O que é, em definitivo, a Constituição,
projectada sobre a realidade económico-financeira no contexto do Estado de
direito? E a contingência que se deixa adivinhar avoluma-se e multiplica-se, se
no caminho da aproximação aos problemas reais, se perguntar: o que é igualdade
- e reversamente o que é desigualdade intolerável - na Constituição
económico-financeira do Estado de direito? E ainda: o que é igualdade na
Constituição económico-financeira de um Estado de direito, num tempo em que, em
rigor, nem sequer lhe assistem as credenciais de um verdadeiro Estado, tolhido
como está da liberdade de movimentos em matéria económico-financeira, exposto à
devassa e à vigilância panóptica de terceiros a que temos de obedecer para
sobreviver?
Voltando à pergunta originária: o que é/significa, aqui e agora,
a Constituição (económico-financeira), coisa de que todos falamos, não sendo,
todavia, seguro que haja duas pessoas a falar da mesma "coisa"? Para
pôr a descoberto os coeficientes de contingência, variabilidade e
indeterminação, nem será necessário deitar abaixo as bibliotecas e convocar a
autoridade dos nomes maiores da reflexão e da teorização hermenêutica, e da
teoria da linguagem. Porque um facto vale mil teorias, basta um episódio da
experiência: o tratamento da contribuição
extraordinária de solidariedade.
Se houvesse 100 constitucionalistas em Portugal, a esmagadora
maioria, para aí uns 87, poderiam ter-se pronunciado pela inconstitucionalidade
da medida. Sobravam 13, a pronunciar-se em sentido contrário. Só que, por
capricho do destino, estes têm assento no TC e têm a legitimidade para
emprestar a razão da força à sua (leitura da) Constituição. Mas não é certo de
que lado está a força da razão.
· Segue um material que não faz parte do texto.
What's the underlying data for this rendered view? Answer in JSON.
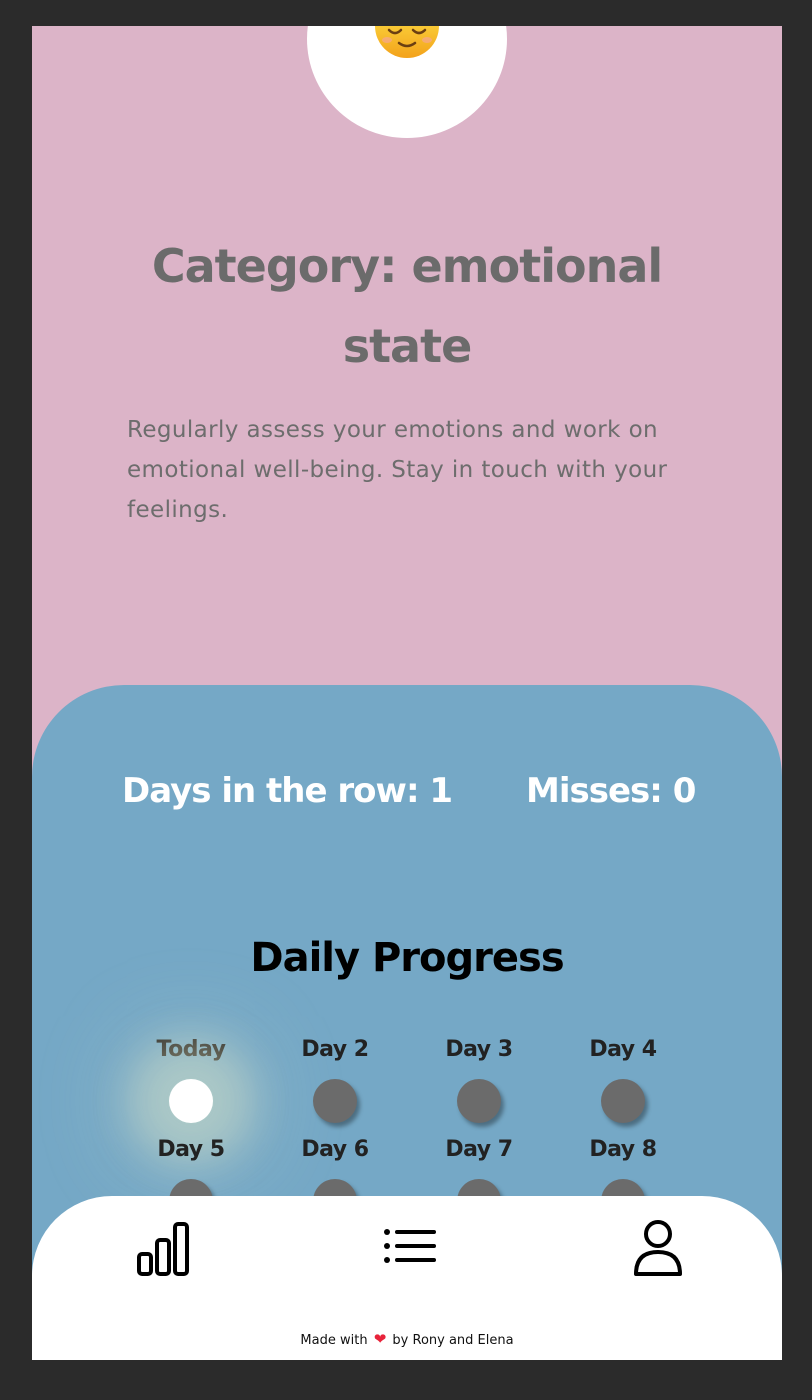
{
  "header": {
    "title": "Category: emotional state",
    "description": "Regularly assess your emotions and work on emotional well-being. Stay in touch with your feelings."
  },
  "stats": {
    "days_in_row": "Days in the row: 1",
    "misses": "Misses: 0"
  },
  "progress": {
    "title": "Daily Progress",
    "days": [
      {
        "label": "Today",
        "completed": true
      },
      {
        "label": "Day 2",
        "completed": false
      },
      {
        "label": "Day 3",
        "completed": false
      },
      {
        "label": "Day 4",
        "completed": false
      },
      {
        "label": "Day 5",
        "completed": false
      },
      {
        "label": "Day 6",
        "completed": false
      },
      {
        "label": "Day 7",
        "completed": false
      },
      {
        "label": "Day 8",
        "completed": false
      }
    ]
  },
  "nav": {
    "icons": [
      "bar-chart-icon",
      "list-icon",
      "profile-icon"
    ]
  },
  "footer": {
    "prefix": "Made with",
    "heart": "❤",
    "suffix": "by Rony and Elena"
  },
  "colors": {
    "page_background": "#dcb4c8",
    "stats_panel": "#75a8c6",
    "nav_background": "#ffffff",
    "title_text": "#6b6b6b",
    "inactive_dot": "#6b6b6b",
    "active_dot": "#ffffff"
  }
}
Dúvida que se manteria na hipótese contrária de
haver 87 constitucionalistas a pronunciar-se pela constitucionalidade, com os
13 constitucionalistas do TC a pronunciarem-se pela inconstitucionalidade e a
impor a "sua" Constituição. Assim, irredutível a pergunta: posta
entre parênteses a razão da força, onde está a força da razão? Onde está, o que
é, "em tempos de cólera", a Constituição económico-financeira?
3. Um apontamento breve sobre
a igualdade, categoria e
princípio em nome do qual o TC decretou a inconstitucionalidade de algumas
medidas do OE/2013, à semelhança do que fizera já para o OE/2012. O TC verteu o
mesmo direito, a "mesma" Constituição sobre duas constelações
irredutivelmente diferenciadas e assimétricas. Ao elaborar o OE/2013, o
legislador introduziu significativas alterações, ditadas precisamente pelo
propósito de responder às exigências e injunções anteriormente sinalizadas e
prescritas pelo TC em nome da igualdade. Só que, revertendo sobre os seus
próprios critérios e a "sua" Constituição, o TC continuou a impor o
mesmo juízo de inconstitucionalidade. Em nome da "mesma" Constituição
e da "mesma" igualdade, o TC julgou da mesma maneira coisas
profundamente desiguais. Bem vistas as coisas, sobra líquido que o legislador
respeitou o TC. Não é seguro que o TC se tenha respeitado a si próprio ou, se
se quiser, que os seus heterónimos se tenham respeitado entre si.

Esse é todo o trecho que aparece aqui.